To ensure leaders have an opportunity to interpret new information contextually, it’s often beneficial to have leaders teach and groom other leaders. Like Lynch’s reverse simulation assignments, having company executives and managers teach courses in executive education forces them to build their own means to learn. This method has become popular in organizations that have their own leadership development education centers.

“They’ve got to develop the curriculum themselves,” said Norm Bartlett, vice president of leadership talent management at Chicago-based Boeing Co., whose 204-room leadership development complex sits just north of St. Louis. “It makes them creative.”

Boeing, which also has a global experiential program similar to IBM’s, takes this concept a step further — it holds sessions where lower-level employees communicate and voice experiences to senior executives. These special leadership sessions, called Leaders Listening to Leaders, help senior leaders develop better courses and enhance their understanding of different leadership needs and issues within the company, Bartlett said.

In the end, however, successful leadership development methodologies require leaders to foster talent.

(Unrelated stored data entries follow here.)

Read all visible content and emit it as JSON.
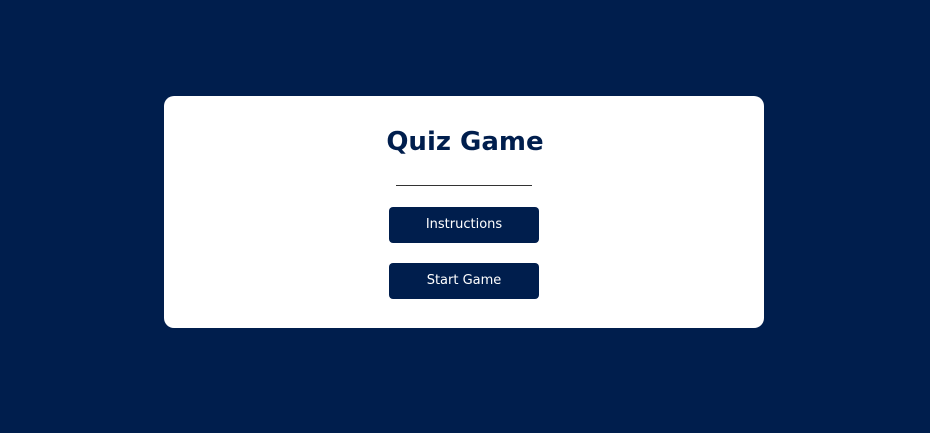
{
  "app": {
    "title": "Quiz Game"
  },
  "menu": {
    "instructions_label": "Instructions",
    "start_label": "Start Game"
  },
  "colors": {
    "background": "#001e4d",
    "card": "#ffffff",
    "button": "#001e4d",
    "button_text": "#ffffff"
  }
}
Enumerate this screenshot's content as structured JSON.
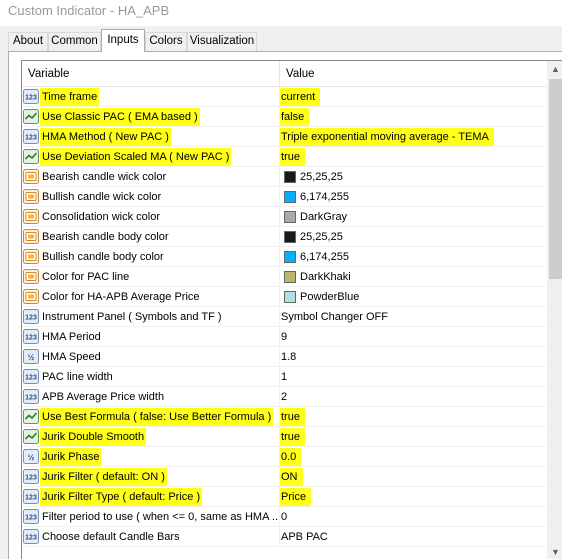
{
  "window": {
    "title": "Custom Indicator - HA_APB"
  },
  "tabs": [
    {
      "label": "About",
      "active": false
    },
    {
      "label": "Common",
      "active": false
    },
    {
      "label": "Inputs",
      "active": true
    },
    {
      "label": "Colors",
      "active": false
    },
    {
      "label": "Visualization",
      "active": false
    }
  ],
  "grid": {
    "columns": {
      "name": "Variable",
      "value": "Value"
    },
    "rows": [
      {
        "name": "Time frame",
        "value": "current",
        "icon": "int-icon",
        "highlight": true
      },
      {
        "name": "Use Classic PAC ( EMA based )",
        "value": "false",
        "icon": "bool-icon",
        "highlight": true
      },
      {
        "name": "HMA Method ( New PAC )",
        "value": "Triple exponential moving average - TEMA",
        "icon": "enum-icon",
        "highlight": true
      },
      {
        "name": "Use Deviation Scaled MA ( New PAC )",
        "value": "true",
        "icon": "bool-icon",
        "highlight": true
      },
      {
        "name": "Bearish candle wick color",
        "value": "25,25,25",
        "icon": "color-icon",
        "swatch": "#191919"
      },
      {
        "name": "Bullish candle wick color",
        "value": "6,174,255",
        "icon": "color-icon",
        "swatch": "#06aeff"
      },
      {
        "name": "Consolidation wick color",
        "value": "DarkGray",
        "icon": "color-icon",
        "swatch": "#a9a9a9"
      },
      {
        "name": "Bearish candle body color",
        "value": "25,25,25",
        "icon": "color-icon",
        "swatch": "#191919"
      },
      {
        "name": "Bullish candle body color",
        "value": "6,174,255",
        "icon": "color-icon",
        "swatch": "#06aeff"
      },
      {
        "name": "Color for PAC line",
        "value": "DarkKhaki",
        "icon": "color-icon",
        "swatch": "#bdb76b"
      },
      {
        "name": "Color for HA-APB Average Price",
        "value": "PowderBlue",
        "icon": "color-icon",
        "swatch": "#b0e0e6"
      },
      {
        "name": "Instrument Panel ( Symbols and TF )",
        "value": "Symbol Changer OFF",
        "icon": "int-icon"
      },
      {
        "name": "HMA Period",
        "value": "9",
        "icon": "int-icon"
      },
      {
        "name": "HMA Speed",
        "value": "1.8",
        "icon": "double-icon"
      },
      {
        "name": "PAC line width",
        "value": "1",
        "icon": "int-icon"
      },
      {
        "name": "APB Average Price width",
        "value": "2",
        "icon": "int-icon"
      },
      {
        "name": "Use Best Formula ( false: Use Better Formula )",
        "value": "true",
        "icon": "bool-icon",
        "highlight": true
      },
      {
        "name": "Jurik Double Smooth",
        "value": "true",
        "icon": "bool-icon",
        "highlight": true
      },
      {
        "name": "Jurik Phase",
        "value": "0.0",
        "icon": "double-icon",
        "highlight": true
      },
      {
        "name": "Jurik Filter ( default: ON )",
        "value": "ON",
        "icon": "int-icon",
        "highlight": true
      },
      {
        "name": "Jurik Filter Type ( default: Price )",
        "value": "Price",
        "icon": "int-icon",
        "highlight": true
      },
      {
        "name": "Filter period to use ( when <= 0, same as HMA ...",
        "value": "0",
        "icon": "int-icon"
      },
      {
        "name": "Choose default Candle Bars",
        "value": "APB PAC",
        "icon": "int-icon"
      }
    ]
  },
  "colors": {
    "highlight": "#ffff1a"
  }
}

In addition to Lynch’s simulation assignment and Boeing’s leaders teaching leaders focus, both insist the top ranks learn another important leadership skill: How to recognize potential and train others to lead.

“We want our leaders to be obsessed with talent,” said Prudential’s Metzger, who likened the concept to thinking like the general manager of a professional sports team. “We want them thinking about the depth chart — who’s going to be next in this role or that role [and] how can we develop this person to use their talents that much better.”